Regia di Joe Berlinger vedi scheda film
Quarto lungometraggio sul serial killer Robert Theodore Bundy, il quinto se si considera un film Tv di fine anni '80 (l'unico dei cinque che non ho visto), che conferma il difetto dei precedenti. È la frammentarietà a penalizzare questi prodotti, ognuno dei quali focalizzati su singoli aspetti senza considerare gli altri. Il film di Berlinger, ispirato dal libro di Elizabeth Kendall (da recuperare anche il testo di Ann Rule, Un Estraneo al mio Fianco), si concentra sulla storia giudiziaria del caso Bundy e sul rapporto che lo stesso ha avuto con due delle sue quattro donne storiche (in particolare con la Kendall). Vengono infatti omesse del tutto le ragioni che stanno alla base della serie omicidiaria, i rapporti con la fidanzata storica, che non è quella mostrata nel film ma Stephanie Brooks (totalmente omessa, probabilmente per ragioni di rispetto a persone ancora in vita, e invece connessa alla deriva assassina di Bundy, che uccideva tutte ragazze con la capigliatura che ricordava la fidanzata storica), ma anche le attività svolte con incredibile successo al 911, al fianco della futura scrittrice di successo Ann Rule. Bundy infatti, grazie alla sua dialettica e una certa capacità di muovere la volontà altrui, riuscì a salvare più di una persona che minacciava di suicidarsi. Diplomato in psicologia, studente in giurisprudenza, una carriera quasi politica agli ordini dei repubblicani, con una capacità affabulatoria tale da ispirare addirittura lo scrittore Thomas Harris a guardare al caso (insieme a quello di Ed Gein) per la stesura del romanzo Il Silenzio degli Innocenti. Un po' come successo al Dottor Hannibal, l'FBI, nelle persone di Robert Ressler e John Douglas (due monumenti della criminologia moderna), a lui si rivolse per la cattura del misterioso killer chiamato “il Killer del Green River”, chiedendone pareri e opinioni.

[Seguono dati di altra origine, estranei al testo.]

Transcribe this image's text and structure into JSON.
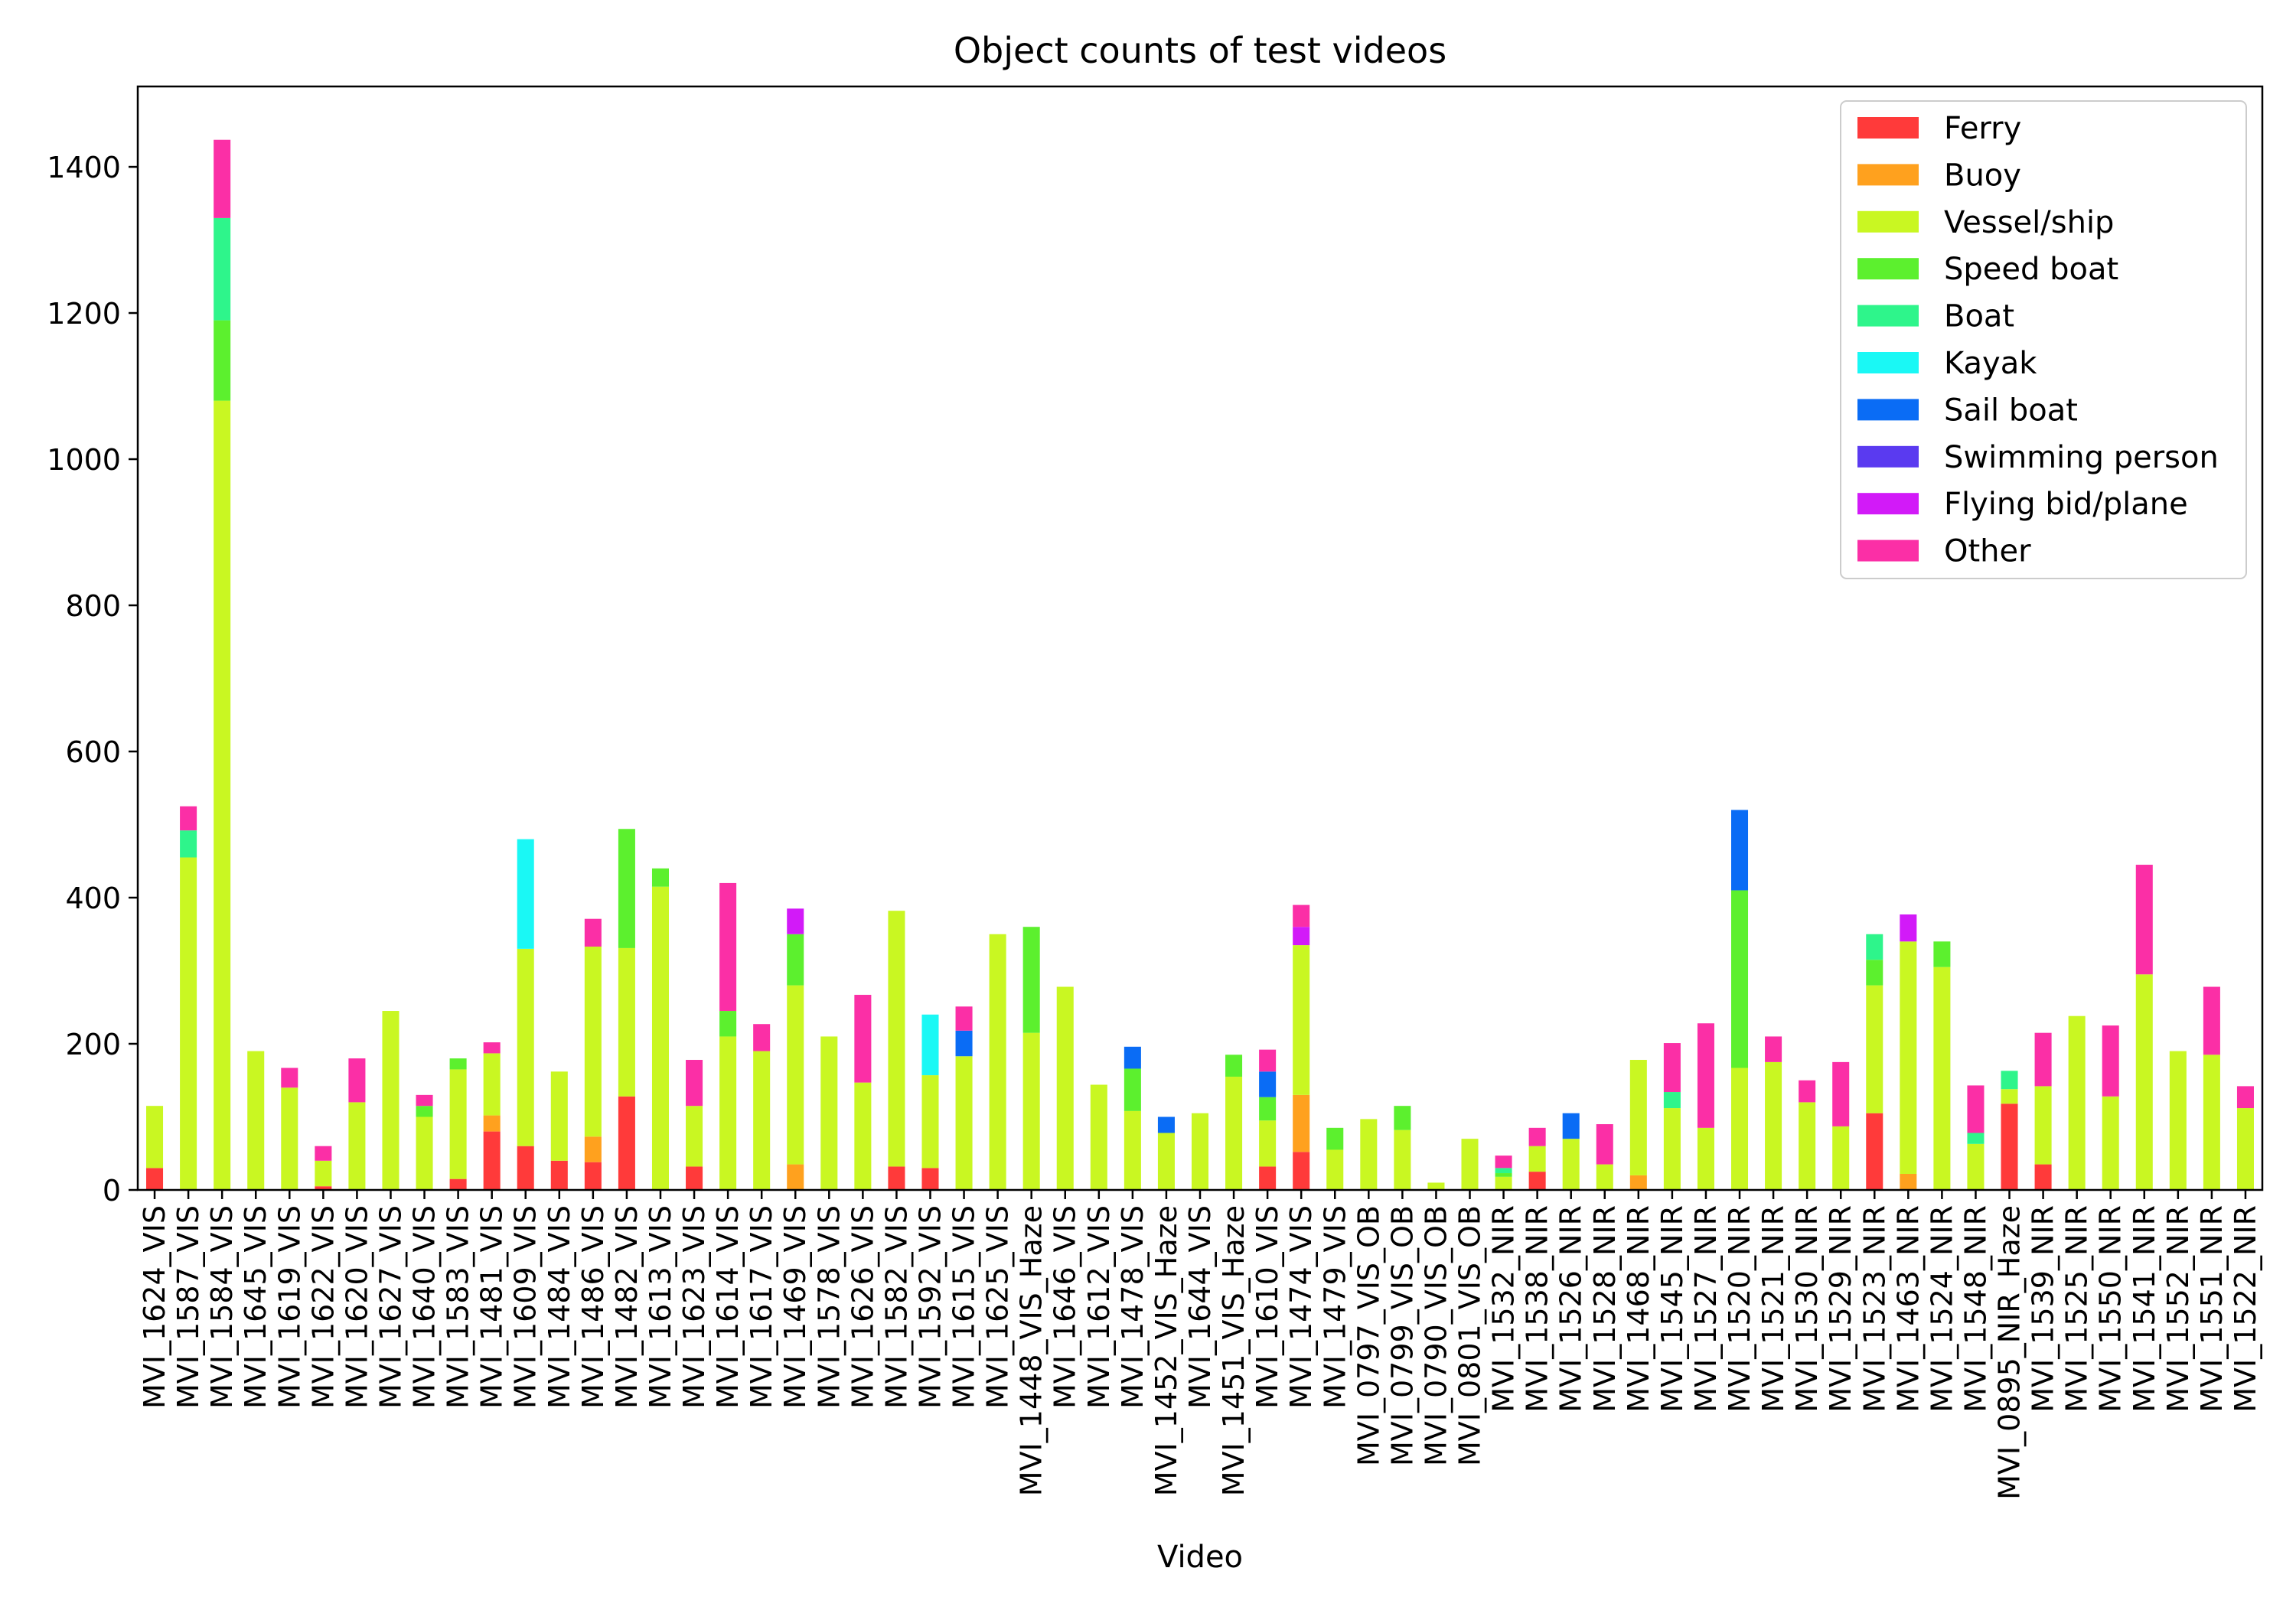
{
  "chart_data": {
    "type": "bar",
    "stacked": true,
    "title": "Object counts of test videos",
    "xlabel": "Video",
    "ylabel": "",
    "ylim": [
      0,
      1510
    ],
    "yticks": [
      0,
      200,
      400,
      600,
      800,
      1000,
      1200,
      1400
    ],
    "legend_position": "top-right",
    "categories": [
      "MVI_1624_VIS",
      "MVI_1587_VIS",
      "MVI_1584_VIS",
      "MVI_1645_VIS",
      "MVI_1619_VIS",
      "MVI_1622_VIS",
      "MVI_1620_VIS",
      "MVI_1627_VIS",
      "MVI_1640_VIS",
      "MVI_1583_VIS",
      "MVI_1481_VIS",
      "MVI_1609_VIS",
      "MVI_1484_VIS",
      "MVI_1486_VIS",
      "MVI_1482_VIS",
      "MVI_1613_VIS",
      "MVI_1623_VIS",
      "MVI_1614_VIS",
      "MVI_1617_VIS",
      "MVI_1469_VIS",
      "MVI_1578_VIS",
      "MVI_1626_VIS",
      "MVI_1582_VIS",
      "MVI_1592_VIS",
      "MVI_1615_VIS",
      "MVI_1625_VIS",
      "MVI_1448_VIS_Haze",
      "MVI_1646_VIS",
      "MVI_1612_VIS",
      "MVI_1478_VIS",
      "MVI_1452_VIS_Haze",
      "MVI_1644_VIS",
      "MVI_1451_VIS_Haze",
      "MVI_1610_VIS",
      "MVI_1474_VIS",
      "MVI_1479_VIS",
      "MVI_0797_VIS_OB",
      "MVI_0799_VIS_OB",
      "MVI_0790_VIS_OB",
      "MVI_0801_VIS_OB",
      "MVI_1532_NIR",
      "MVI_1538_NIR",
      "MVI_1526_NIR",
      "MVI_1528_NIR",
      "MVI_1468_NIR",
      "MVI_1545_NIR",
      "MVI_1527_NIR",
      "MVI_1520_NIR",
      "MVI_1521_NIR",
      "MVI_1530_NIR",
      "MVI_1529_NIR",
      "MVI_1523_NIR",
      "MVI_1463_NIR",
      "MVI_1524_NIR",
      "MVI_1548_NIR",
      "MVI_0895_NIR_Haze",
      "MVI_1539_NIR",
      "MVI_1525_NIR",
      "MVI_1550_NIR",
      "MVI_1541_NIR",
      "MVI_1552_NIR",
      "MVI_1551_NIR",
      "MVI_1522_NIR"
    ],
    "series": [
      {
        "name": "Ferry",
        "color": "#ff3a3a",
        "values": [
          30,
          0,
          0,
          0,
          0,
          5,
          0,
          0,
          0,
          15,
          80,
          60,
          40,
          38,
          128,
          0,
          32,
          0,
          0,
          0,
          0,
          0,
          32,
          30,
          0,
          0,
          0,
          0,
          0,
          0,
          0,
          0,
          0,
          32,
          52,
          0,
          0,
          0,
          0,
          0,
          0,
          25,
          0,
          0,
          0,
          0,
          0,
          0,
          0,
          0,
          0,
          105,
          0,
          0,
          0,
          118,
          35,
          0,
          0,
          0,
          0,
          0,
          0
        ]
      },
      {
        "name": "Buoy",
        "color": "#ffa11e",
        "values": [
          0,
          0,
          0,
          0,
          0,
          0,
          0,
          0,
          0,
          0,
          22,
          0,
          0,
          35,
          0,
          0,
          0,
          0,
          0,
          35,
          0,
          0,
          0,
          0,
          0,
          0,
          0,
          0,
          0,
          0,
          0,
          0,
          0,
          0,
          78,
          0,
          0,
          0,
          0,
          0,
          0,
          0,
          0,
          0,
          20,
          0,
          0,
          0,
          0,
          0,
          0,
          0,
          22,
          0,
          0,
          0,
          0,
          0,
          0,
          0,
          0,
          0,
          0
        ]
      },
      {
        "name": "Vessel/ship",
        "color": "#c9f722",
        "values": [
          85,
          455,
          1080,
          190,
          140,
          35,
          120,
          245,
          100,
          150,
          85,
          270,
          122,
          260,
          203,
          415,
          83,
          210,
          190,
          245,
          210,
          147,
          350,
          127,
          183,
          350,
          215,
          278,
          144,
          108,
          78,
          105,
          155,
          63,
          205,
          55,
          97,
          82,
          10,
          70,
          18,
          35,
          70,
          35,
          158,
          112,
          85,
          167,
          175,
          120,
          87,
          175,
          318,
          305,
          63,
          20,
          107,
          238,
          128,
          295,
          190,
          185,
          112
        ]
      },
      {
        "name": "Speed boat",
        "color": "#5cf02e",
        "values": [
          0,
          0,
          110,
          0,
          0,
          0,
          0,
          0,
          15,
          15,
          0,
          0,
          0,
          0,
          163,
          25,
          0,
          35,
          0,
          70,
          0,
          0,
          0,
          0,
          0,
          0,
          145,
          0,
          0,
          58,
          0,
          0,
          30,
          32,
          0,
          30,
          0,
          33,
          0,
          0,
          5,
          0,
          0,
          0,
          0,
          0,
          0,
          243,
          0,
          0,
          0,
          35,
          0,
          35,
          0,
          0,
          0,
          0,
          0,
          0,
          0,
          0,
          0
        ]
      },
      {
        "name": "Boat",
        "color": "#2ef58b",
        "values": [
          0,
          37,
          140,
          0,
          0,
          0,
          0,
          0,
          0,
          0,
          0,
          0,
          0,
          0,
          0,
          0,
          0,
          0,
          0,
          0,
          0,
          0,
          0,
          0,
          0,
          0,
          0,
          0,
          0,
          0,
          0,
          0,
          0,
          0,
          0,
          0,
          0,
          0,
          0,
          0,
          7,
          0,
          0,
          0,
          0,
          22,
          0,
          0,
          0,
          0,
          0,
          35,
          0,
          0,
          15,
          25,
          0,
          0,
          0,
          0,
          0,
          0,
          0
        ]
      },
      {
        "name": "Kayak",
        "color": "#1af8f5",
        "values": [
          0,
          0,
          0,
          0,
          0,
          0,
          0,
          0,
          0,
          0,
          0,
          150,
          0,
          0,
          0,
          0,
          0,
          0,
          0,
          0,
          0,
          0,
          0,
          83,
          0,
          0,
          0,
          0,
          0,
          0,
          0,
          0,
          0,
          0,
          0,
          0,
          0,
          0,
          0,
          0,
          0,
          0,
          0,
          0,
          0,
          0,
          0,
          0,
          0,
          0,
          0,
          0,
          0,
          0,
          0,
          0,
          0,
          0,
          0,
          0,
          0,
          0,
          0
        ]
      },
      {
        "name": "Sail boat",
        "color": "#0a6cf5",
        "values": [
          0,
          0,
          0,
          0,
          0,
          0,
          0,
          0,
          0,
          0,
          0,
          0,
          0,
          0,
          0,
          0,
          0,
          0,
          0,
          0,
          0,
          0,
          0,
          0,
          35,
          0,
          0,
          0,
          0,
          30,
          22,
          0,
          0,
          35,
          0,
          0,
          0,
          0,
          0,
          0,
          0,
          0,
          35,
          0,
          0,
          0,
          0,
          110,
          0,
          0,
          0,
          0,
          0,
          0,
          0,
          0,
          0,
          0,
          0,
          0,
          0,
          0,
          0
        ]
      },
      {
        "name": "Swimming person",
        "color": "#5a3af0",
        "values": [
          0,
          0,
          0,
          0,
          0,
          0,
          0,
          0,
          0,
          0,
          0,
          0,
          0,
          0,
          0,
          0,
          0,
          0,
          0,
          0,
          0,
          0,
          0,
          0,
          0,
          0,
          0,
          0,
          0,
          0,
          0,
          0,
          0,
          0,
          0,
          0,
          0,
          0,
          0,
          0,
          0,
          0,
          0,
          0,
          0,
          0,
          0,
          0,
          0,
          0,
          0,
          0,
          0,
          0,
          0,
          0,
          0,
          0,
          0,
          0,
          0,
          0,
          0
        ]
      },
      {
        "name": "Flying bid/plane",
        "color": "#d21af8",
        "values": [
          0,
          0,
          0,
          0,
          0,
          0,
          0,
          0,
          0,
          0,
          0,
          0,
          0,
          0,
          0,
          0,
          0,
          0,
          0,
          35,
          0,
          0,
          0,
          0,
          0,
          0,
          0,
          0,
          0,
          0,
          0,
          0,
          0,
          0,
          25,
          0,
          0,
          0,
          0,
          0,
          0,
          0,
          0,
          0,
          0,
          0,
          0,
          0,
          0,
          0,
          0,
          0,
          37,
          0,
          0,
          0,
          0,
          0,
          0,
          0,
          0,
          0,
          0
        ]
      },
      {
        "name": "Other",
        "color": "#fb2fa6",
        "values": [
          0,
          33,
          107,
          0,
          27,
          20,
          60,
          0,
          15,
          0,
          15,
          0,
          0,
          38,
          0,
          0,
          63,
          175,
          37,
          0,
          0,
          120,
          0,
          0,
          33,
          0,
          0,
          0,
          0,
          0,
          0,
          0,
          0,
          30,
          30,
          0,
          0,
          0,
          0,
          0,
          17,
          25,
          0,
          55,
          0,
          67,
          143,
          0,
          35,
          30,
          88,
          0,
          0,
          0,
          65,
          0,
          73,
          0,
          97,
          150,
          0,
          93,
          30
        ]
      }
    ]
  }
}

Bugiardo cronico, abile a cercare vie di fuga e orientato a un sensazionalismo volto a fare del suo caso uno spettacolo vero e proprio.
Berlinger, a differenza dei colleghi che lo hanno preceduto nell'arduo (a quanto pare) compito di traslare su pellicola le avventure criminose del killer, sorvola del tutto sui modus operandi (variabilissimi ed elaborati) del killer. Gli omicidi sono raccontati, in parte, in aula di tribunale, ma non sono messi in scena (salvo qualche flash). Alla fine resta la solida prova di Zac Efron (molto bravo, il miglior Bundy cinematografico) e un incredibile senso di tristezza sia per l'alto numero di vite sia per come un brillante elemento sia stato rapito dal richiamo del male (fu persino lodato dal giudice che lo condannò, per le capacità di giocare con le leggi e tentare una difesa impossibile). Sul perché questo sia avvenuto, Berlinger e i suoi sceneggiatori non muovono ipotesi. Si limitano a raccontare parte di quanto è avvenuto, senza scavare nel passato di Bundy.
Si segnala tuttavia il rispetto di quanto effettivamente successo nella realtà, ivi comprese la diffusione massmediatica del processo in Florida, l'amore sbandierato di una serie di ragazze che daranno il via al malato fenomeno delle “groupie” (ragazze infatuate e attratte sessualmente dai killer) e la duplice evasione di Bundy. Insieme al caso dello Zodiac, a distanza di anni, Ted Bundy continua ad affascinare Hollywood e la criminologia. Probabilmente se fosse ancora in vita, da narcisista cronico, ne avrebbe provato un piacere malsano.